Once the installer has finished the best way to continue is to log out, and then log back in. This will reset your account and you will have conda activated. At the bottom left of your screen you should see it say (base)
which means that you are in the base conda installation.
We are going to install fastp
and test to see if it works. This will demonstrate how to install a conda package.
mamba install -c conda-forge -c bioconda fastp
Again, this will work on resolution of the packages for you and ask if you are sure. Once it is complete, you should be able to issue the command:
fastp -v
to see the version of fastp
that has been installed.
You can also run
fastp -h
To get the full fastp
help menu
For the next steps of this tutorial, we are going to use snakemake to run some software. So we are going to use mamba
to install that:
mamba install -c conda-forge -c bioconda snakemake
Once that has completed, snakemake -v
should show you the current version.
You can install pretty much any bioinformatics package using conda. The anaconda website has a complete list and you can visit the bioconda page for more information about bioconda.

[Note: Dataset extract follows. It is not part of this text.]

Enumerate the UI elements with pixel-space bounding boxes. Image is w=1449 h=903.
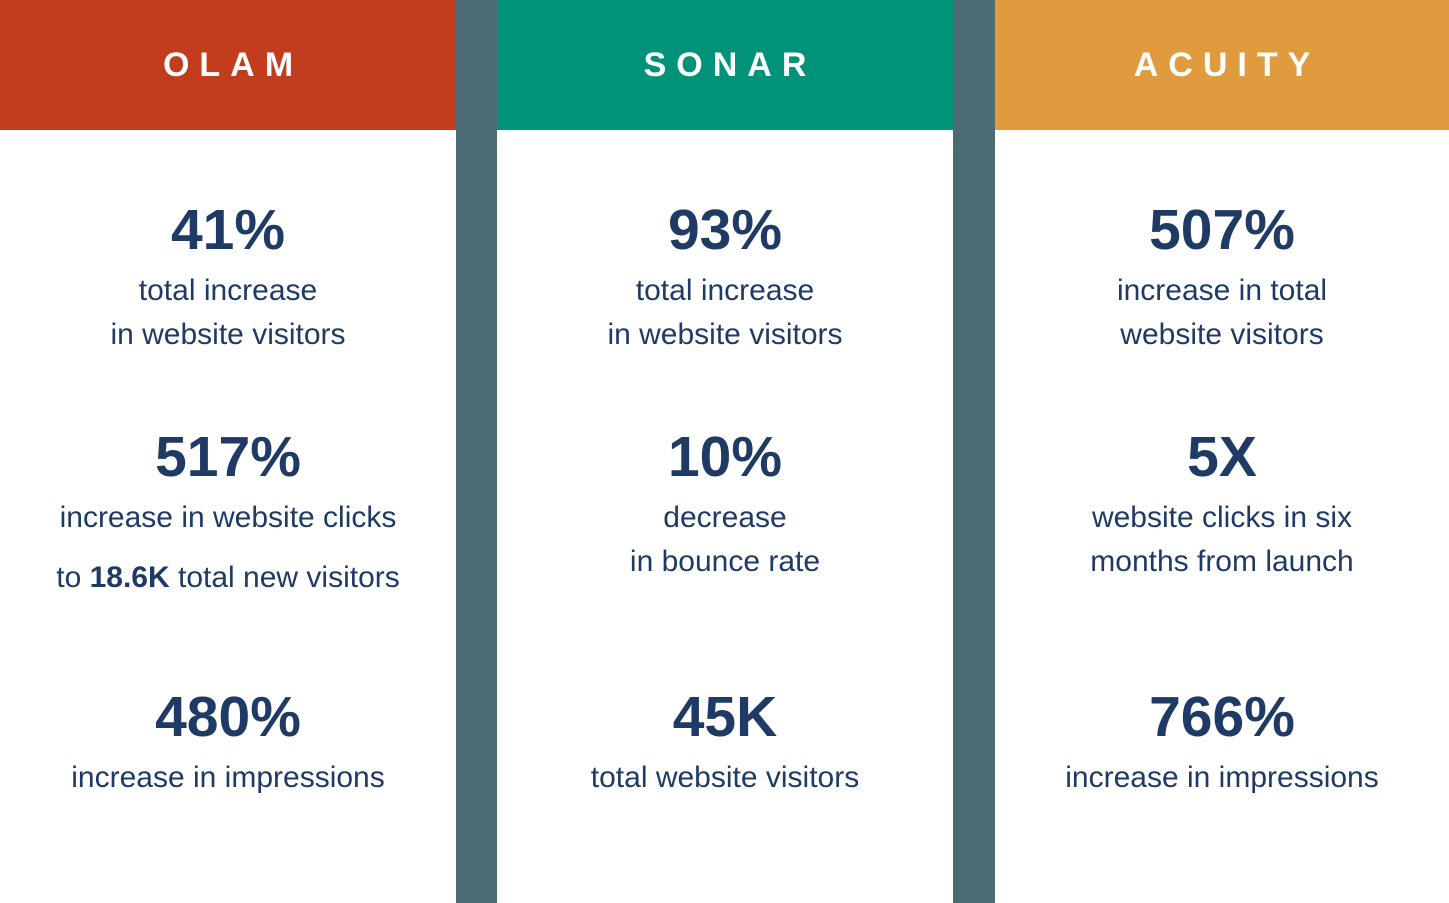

but to get started, you might want to install:
mamba install -c conda-forge -c bioconda fastp minimap2 samtools
It is a pain to keep typing -c conda-forge -c bioconda
so we can just add those two channels to our configuration
conda config --add channels conda-forge
conda config --add channels bioconda
With conda
(or mamba
) you can easily update a package if there is a newer version. For example, to update snakemake
you would use:
mamba update snakemake
What this means is the you are responsible for ensuring your software is up-to-date. Or not. If you are working on a set of data analyses you may want to keep all the software at the same version so that each time you do an analysis you get comparable answers. With conda
, you have control over the update cycles, but don't forget from time-to-time you might want to update the software!
If you want to keep different versions of software or run different pipelines you can do that with conda, in what are called environments
. Each one can have different software. conda
is clever, because if you have the same software in two different environments you don't need an entire copy of the software. At this stage, you don't need to worry about that, and you can just install everything in the base
environment. But if you start to run into installation issues, then remember you can separate things into different environments.